Un roman qui mêle spiritisme et science lors de la préparation de l’expo universelle à Paris dans une ambiance proche d’Adèle Blanc-Sec de Tardi

Paris, juillet 1888. Un cadavre disparaît de la morgue, un autre corps est retrouvé, nu, sur les pavés après une chute vertigineuse.
Surviennent, bientôt, de nouvelles morts suspectes. L’inspecteur Desnoyers, flanqué de son adjoint Mesnard, qui applique les techniques les plus modernes, hante les rues sombres de la capitale. Il y démêlera les fils d’une conspiration qui le mène au Dr Simon Bloomberg, aliéniste à la réputation sulfureuse… que l’on dit plus dangereux encore que ses patients ! Et que penser de cette jeune Anglaise, Sarah Englewood, tout juste engagée par Bloomberg ?
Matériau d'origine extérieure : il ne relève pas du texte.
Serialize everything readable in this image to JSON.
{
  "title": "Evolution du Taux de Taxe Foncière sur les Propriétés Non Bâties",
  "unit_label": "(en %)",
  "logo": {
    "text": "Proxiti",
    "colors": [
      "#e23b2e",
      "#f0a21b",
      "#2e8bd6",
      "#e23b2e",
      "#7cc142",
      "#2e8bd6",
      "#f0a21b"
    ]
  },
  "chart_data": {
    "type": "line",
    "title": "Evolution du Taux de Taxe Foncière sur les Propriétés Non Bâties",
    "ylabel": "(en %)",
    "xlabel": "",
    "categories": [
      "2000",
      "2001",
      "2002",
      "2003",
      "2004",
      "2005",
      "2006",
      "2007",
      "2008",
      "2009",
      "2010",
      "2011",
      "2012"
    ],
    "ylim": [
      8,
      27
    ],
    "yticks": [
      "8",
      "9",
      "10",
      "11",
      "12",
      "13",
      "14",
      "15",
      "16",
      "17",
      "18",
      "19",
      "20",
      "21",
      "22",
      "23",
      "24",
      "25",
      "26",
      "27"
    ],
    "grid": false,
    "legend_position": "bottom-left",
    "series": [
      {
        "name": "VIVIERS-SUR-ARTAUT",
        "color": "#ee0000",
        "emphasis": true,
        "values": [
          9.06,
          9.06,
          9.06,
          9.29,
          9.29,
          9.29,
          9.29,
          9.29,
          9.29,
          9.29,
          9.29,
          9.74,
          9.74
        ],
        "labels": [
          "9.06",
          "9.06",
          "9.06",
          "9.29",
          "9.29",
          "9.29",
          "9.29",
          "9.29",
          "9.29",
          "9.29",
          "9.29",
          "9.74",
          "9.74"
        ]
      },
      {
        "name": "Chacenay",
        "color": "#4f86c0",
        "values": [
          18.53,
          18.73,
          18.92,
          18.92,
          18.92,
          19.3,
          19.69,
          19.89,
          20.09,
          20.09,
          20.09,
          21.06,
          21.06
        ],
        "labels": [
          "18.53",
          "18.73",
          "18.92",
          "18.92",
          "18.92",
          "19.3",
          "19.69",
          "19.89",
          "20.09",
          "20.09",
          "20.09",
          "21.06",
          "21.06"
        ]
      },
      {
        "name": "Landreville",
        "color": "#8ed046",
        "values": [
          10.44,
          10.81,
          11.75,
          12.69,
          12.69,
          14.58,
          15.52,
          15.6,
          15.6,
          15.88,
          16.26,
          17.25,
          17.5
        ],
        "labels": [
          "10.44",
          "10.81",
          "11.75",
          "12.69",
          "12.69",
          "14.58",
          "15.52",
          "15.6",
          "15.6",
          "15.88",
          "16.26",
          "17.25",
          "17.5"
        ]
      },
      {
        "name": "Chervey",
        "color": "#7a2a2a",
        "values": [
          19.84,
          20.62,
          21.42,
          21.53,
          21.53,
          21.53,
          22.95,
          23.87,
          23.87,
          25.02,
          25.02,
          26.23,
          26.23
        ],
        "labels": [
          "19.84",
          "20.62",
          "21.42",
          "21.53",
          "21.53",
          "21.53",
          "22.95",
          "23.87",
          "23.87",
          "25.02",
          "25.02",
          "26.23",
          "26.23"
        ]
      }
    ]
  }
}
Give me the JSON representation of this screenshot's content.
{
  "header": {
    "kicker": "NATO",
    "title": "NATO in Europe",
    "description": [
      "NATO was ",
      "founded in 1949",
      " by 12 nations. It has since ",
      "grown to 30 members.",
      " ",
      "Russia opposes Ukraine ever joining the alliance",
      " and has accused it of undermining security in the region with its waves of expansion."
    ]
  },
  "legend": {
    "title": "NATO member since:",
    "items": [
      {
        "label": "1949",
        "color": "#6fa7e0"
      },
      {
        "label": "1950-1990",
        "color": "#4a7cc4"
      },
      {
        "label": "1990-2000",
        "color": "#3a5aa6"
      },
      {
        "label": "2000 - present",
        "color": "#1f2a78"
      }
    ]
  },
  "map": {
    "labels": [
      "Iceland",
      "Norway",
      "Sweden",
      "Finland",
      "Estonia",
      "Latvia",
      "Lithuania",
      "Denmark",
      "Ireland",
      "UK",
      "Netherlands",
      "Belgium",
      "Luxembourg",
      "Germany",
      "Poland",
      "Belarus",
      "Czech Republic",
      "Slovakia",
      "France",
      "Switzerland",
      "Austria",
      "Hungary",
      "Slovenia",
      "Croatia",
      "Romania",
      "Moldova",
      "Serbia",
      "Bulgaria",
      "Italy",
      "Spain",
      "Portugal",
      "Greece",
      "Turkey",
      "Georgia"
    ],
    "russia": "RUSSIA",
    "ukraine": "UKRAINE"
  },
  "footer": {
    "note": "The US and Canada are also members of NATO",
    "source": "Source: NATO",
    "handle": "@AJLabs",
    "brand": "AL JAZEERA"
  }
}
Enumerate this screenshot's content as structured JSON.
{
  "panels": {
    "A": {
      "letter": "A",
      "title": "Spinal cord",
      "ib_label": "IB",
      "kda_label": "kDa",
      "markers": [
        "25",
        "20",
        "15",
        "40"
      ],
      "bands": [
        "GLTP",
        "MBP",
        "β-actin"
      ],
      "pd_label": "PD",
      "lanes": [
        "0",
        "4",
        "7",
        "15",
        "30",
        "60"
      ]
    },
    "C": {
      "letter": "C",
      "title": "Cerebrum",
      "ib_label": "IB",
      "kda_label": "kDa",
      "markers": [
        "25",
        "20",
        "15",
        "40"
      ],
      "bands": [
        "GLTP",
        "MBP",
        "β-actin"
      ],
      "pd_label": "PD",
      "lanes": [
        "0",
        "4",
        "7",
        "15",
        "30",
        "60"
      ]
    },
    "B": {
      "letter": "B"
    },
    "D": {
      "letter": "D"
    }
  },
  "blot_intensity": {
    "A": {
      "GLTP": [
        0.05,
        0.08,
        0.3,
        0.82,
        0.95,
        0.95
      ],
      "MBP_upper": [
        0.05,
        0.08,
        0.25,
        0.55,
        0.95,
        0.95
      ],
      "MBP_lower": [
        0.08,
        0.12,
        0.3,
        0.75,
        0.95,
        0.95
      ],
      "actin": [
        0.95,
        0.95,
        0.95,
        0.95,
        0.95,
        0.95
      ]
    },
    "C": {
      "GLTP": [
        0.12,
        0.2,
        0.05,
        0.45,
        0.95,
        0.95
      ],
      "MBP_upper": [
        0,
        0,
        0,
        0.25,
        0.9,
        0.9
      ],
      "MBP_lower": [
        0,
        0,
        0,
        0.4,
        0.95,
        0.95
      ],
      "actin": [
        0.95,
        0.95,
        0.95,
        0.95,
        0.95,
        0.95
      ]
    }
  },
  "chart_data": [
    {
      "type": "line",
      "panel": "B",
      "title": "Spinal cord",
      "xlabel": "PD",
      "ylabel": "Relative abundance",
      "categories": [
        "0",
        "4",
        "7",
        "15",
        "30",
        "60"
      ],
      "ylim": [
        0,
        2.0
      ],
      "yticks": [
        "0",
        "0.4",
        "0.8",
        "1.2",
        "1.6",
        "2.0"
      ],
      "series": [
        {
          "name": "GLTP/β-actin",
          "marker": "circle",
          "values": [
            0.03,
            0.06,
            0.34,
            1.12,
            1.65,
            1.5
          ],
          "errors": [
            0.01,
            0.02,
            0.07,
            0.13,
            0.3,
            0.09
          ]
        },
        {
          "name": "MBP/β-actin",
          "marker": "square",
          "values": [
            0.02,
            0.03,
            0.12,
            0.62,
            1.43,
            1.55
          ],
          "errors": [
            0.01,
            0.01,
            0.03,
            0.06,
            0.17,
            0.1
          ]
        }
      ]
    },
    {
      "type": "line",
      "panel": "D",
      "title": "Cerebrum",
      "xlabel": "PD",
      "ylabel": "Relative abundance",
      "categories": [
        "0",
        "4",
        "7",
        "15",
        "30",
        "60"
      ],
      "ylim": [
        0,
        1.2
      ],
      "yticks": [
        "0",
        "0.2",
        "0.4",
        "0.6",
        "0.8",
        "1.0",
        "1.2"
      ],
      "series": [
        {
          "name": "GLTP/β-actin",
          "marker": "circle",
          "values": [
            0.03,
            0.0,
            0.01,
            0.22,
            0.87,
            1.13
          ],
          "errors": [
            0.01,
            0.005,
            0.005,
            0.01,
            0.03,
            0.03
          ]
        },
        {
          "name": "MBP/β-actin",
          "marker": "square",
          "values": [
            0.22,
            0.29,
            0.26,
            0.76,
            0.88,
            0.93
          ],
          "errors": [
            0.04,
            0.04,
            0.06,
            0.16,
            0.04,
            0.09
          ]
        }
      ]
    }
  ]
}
Dans ce Paris où le spiritisme côtoie la science, où les esprits les plus cartésiens s’adonnent à l’absinthe, l’alcool qui rend fou, Desnoyers vacille : doit-il collaborer avec Bloomberg ou, au contraire, tout faire pour confondre le ténébreux aliéniste ?
Une à une, les découvertes morbides le rapprochent de la vérité… mais aussi du danger.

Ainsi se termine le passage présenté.